The latest setback creates a problem for Lilly ($LLY), which has vowed to gain "several" new drug approvals this year to make up for a long drought in approvals. If its Type 2 diabetes drug empagliflozin is put on indefinite hold pending regulatory clearance, Lilly's best shot at approvals this year may well rest on its GLP-1 diabetes drug dulaglutide and the cancer therapy ramucirumab, both of which have racked up positive Phase III data. And after blowing an earlier promise to investors that it would have two approvals last year--as generic competition to franchise blockbusters ate away at its revenue--the jury is out on just how long investors will wait for CEO John Lechleiter to deliver a new portfolio to fill the widening hole in its product lineup.

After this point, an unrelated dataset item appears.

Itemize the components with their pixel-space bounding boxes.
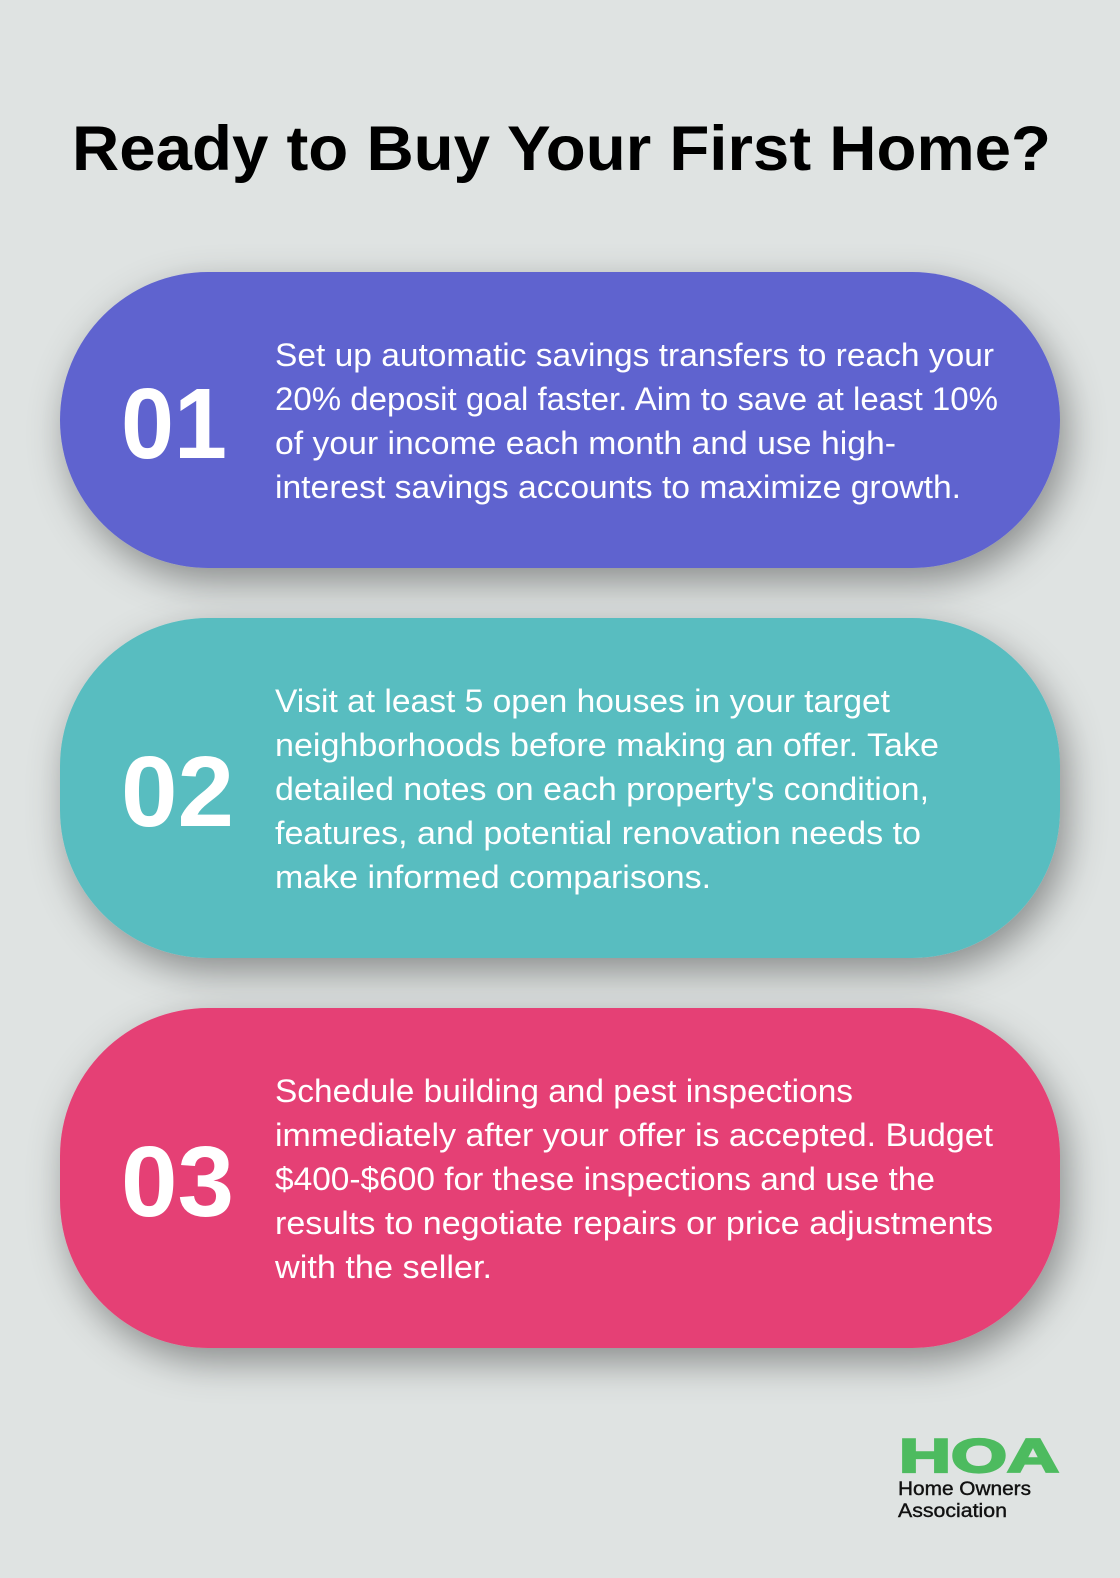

This latest blow came just weeks after Lilly's copycat version of Lantus was put on hold after Sanofi filed a lawsuit against Lilly claiming that the pharma rival infringed four of its patents. The legal squabble is likely to delay any launch of Lilly's product until the middle of 2016.
Lilly's shares, though, were down less than one percent this morning. But its margin for error has just been shaved down again.
Empagliflozin still represents Lilly's best shot at competing with SGLT2 pioneers like Johnson & Johnson's ($JNJ) Invokana and Farxiga (dapagliflozin) from AstraZeneca ($AZN) and Bristol-Myers Squibb ($BMY), which was finally approved by the FDA in January after a long delay. Lilly presented the FDA with data from 10 multinational clinical trials and more than 13,000 people with Type 2 diabetes for its drug.
The source of their woes evidently centers on Boehringer's plant at Ingelheim am Rhein. Last spring the FDA issued Boehringer a warning letter chiding the company for not properly investigating the appearance of large particles contaminating batches of an active pharmaceutical ingredient it manufactured there. At the time the pharma company said that it was taking the warning seriously, adding that the plant had passed 22 inspections over 5 years.
Over the past two years Lilly has been hit with a series of setbacks in the clinic, losing top drug prospects and failing to gain critically needed product approvals as Zyprexa and Cymbalta lost patent protection. But while the rest of the Big Pharma companies retooled their R&D strategy, externalizing much of their work through partnerships and fast-paced dealmaking, Lilly's Lechleiter has stubbornly insisted that the company already had what it needed to come up with a new set of products to sell.
Lilly has another drug, the enzyme replacement therapy liprotamase, under regulatory review. Liprotamase was originally rejected back in 2011 and Lilly was forced to begin a new trial.
Analysts have been growing increasingly skeptical about the potential of SGLT2 drugs, which flush glucose through urine. And without any clear differentiating factors in its favor, Lilly and Boehringer faced a tough challenge in building sales. That challenge, though, will have to wait now.